18 Eylül 2014 Perşembe

Doğanbey doğduğuna bin pişman!

Geçtiğimiz hafta deli gibi yağan yağmurların altında kaldı caanım Bursamız...
Atatürk Caddesi'nden aşağıya rafting turizmine açılabilecek kıvamda bir nehir oluştu. Al botunu çık. O kadar...
Evler, iş yerleri hep suya battı.
Bu yağıştan en büyük nasibi de Doğanbey TOKİ aldı.
Zaten orada yaşayan insanların bir gözü hep havada, yağmurun adı bile onları titretmeye yetiyor. Balkonlarına, evlerine, otoparklarına dolan sulara 6 yıldır çare bulunamıyor...
****
Ne yazık ki Bursa'nın gözüne sokulmuş bir çomaktır Doğanbey TOKİ. Ne taraftan baksan aklın almaz, yüreğin kaldırmaz. Hani ne estetik, ne müteahhitlik, ne kalite, ne sağlamlık, ne bir düzen, ne bir nizam... Ara ki bulasın.
Süt kutusu gibi bir anlayışla yapılıp yan yana dizilmiş bir dolu blokun tapusuydu, sözleşmesiydi, anlaşmasıydı hâlâ anlaşmazlık konusu. Ahali canından bezmiş. Bir dokunursan bin ah işitiyorsun.
Yıllardır uzaktan yağdırıp durduğum bölgeye bir de yakından bakayım istedim ve aldım kendimi gittim. Sokaklarında dolaştım, bina aralarına daldım çıktım.
Bloklara yaklaşıp da her binanın çepeçevre taşla çevrilmiş olduğunu görünce, pes dedim. Şehir hamamı misali onca taşa ne gerek var! Ayağına paten takıp paten mi kayacaksın, yoksa kay kay mı yapacaksın. Ha, köpürte köpürte halı yıkayacağım dersen ona sözüm yok!
Korkarım, yağmurlar daha da çoğalıp o boşluklar da suyla dolarsa blokların her biri eski derebeyi şatolarına benzeyecek ve hepsi kendisine inen-kalkan seyyar birer köprü isteyecek.
Arada ufak tefek yeşiller, kameriyeler yok değil. Lakin onlar da taşların arasında eriyip gitmiş.
Sokakların araç doluluğu da bir başka alem. Gündüz vakti böyleyse gece nasıl oluyor varın siz düşünün.
Binaları çevreleyen o bomboş ve hiçbir işe yaramayan taşlıklar ya araç parkı olarak kullanılsaydı ya da yeşillendirilip bahçe yapılsaydı keşke.

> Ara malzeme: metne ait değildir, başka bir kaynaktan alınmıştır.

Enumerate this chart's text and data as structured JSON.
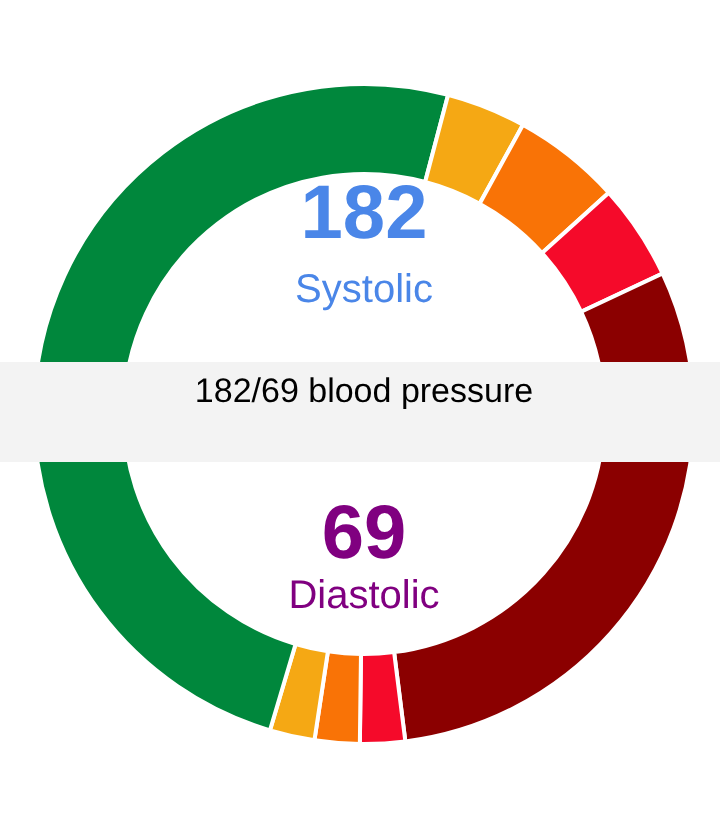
{
  "chart_data": {
    "type": "donut",
    "categories": [
      null,
      null,
      null,
      null,
      null,
      null,
      null,
      null,
      null,
      null
    ],
    "values": [
      29.1,
      3.9,
      5.3,
      4.7,
      7.1,
      22.9,
      2.2,
      2.2,
      2.2,
      20.4
    ],
    "colors": [
      "#00873c",
      "#f5a814",
      "#f97306",
      "#f50a2a",
      "#8b0000",
      "#8b0000",
      "#f50a2a",
      "#f97306",
      "#f5a814",
      "#00873c"
    ],
    "title": "182/69 blood pressure",
    "annotations": [
      "182",
      "Systolic",
      "69",
      "Diastolic"
    ]
  }
}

Doğanbey'i anlamak için içinde birkaç ay yaşamak lâzım belki de. Banyolarından taşan suları, içeriye dolan yağmurları, bozulmaktan çalışamayan asansörleri başka türlü nasıl anlar insan....
Bunlar gibi pek çok site var şehir dışında. Lakin Doğanbey'in en önemli arızası şehrin göbeğinde kalması, şehrin dokusuna uymaması, blokların arasında mesafenin çok az olması. O kadar ki, binaları elleriyle iki kenara itesi geliyor insanın.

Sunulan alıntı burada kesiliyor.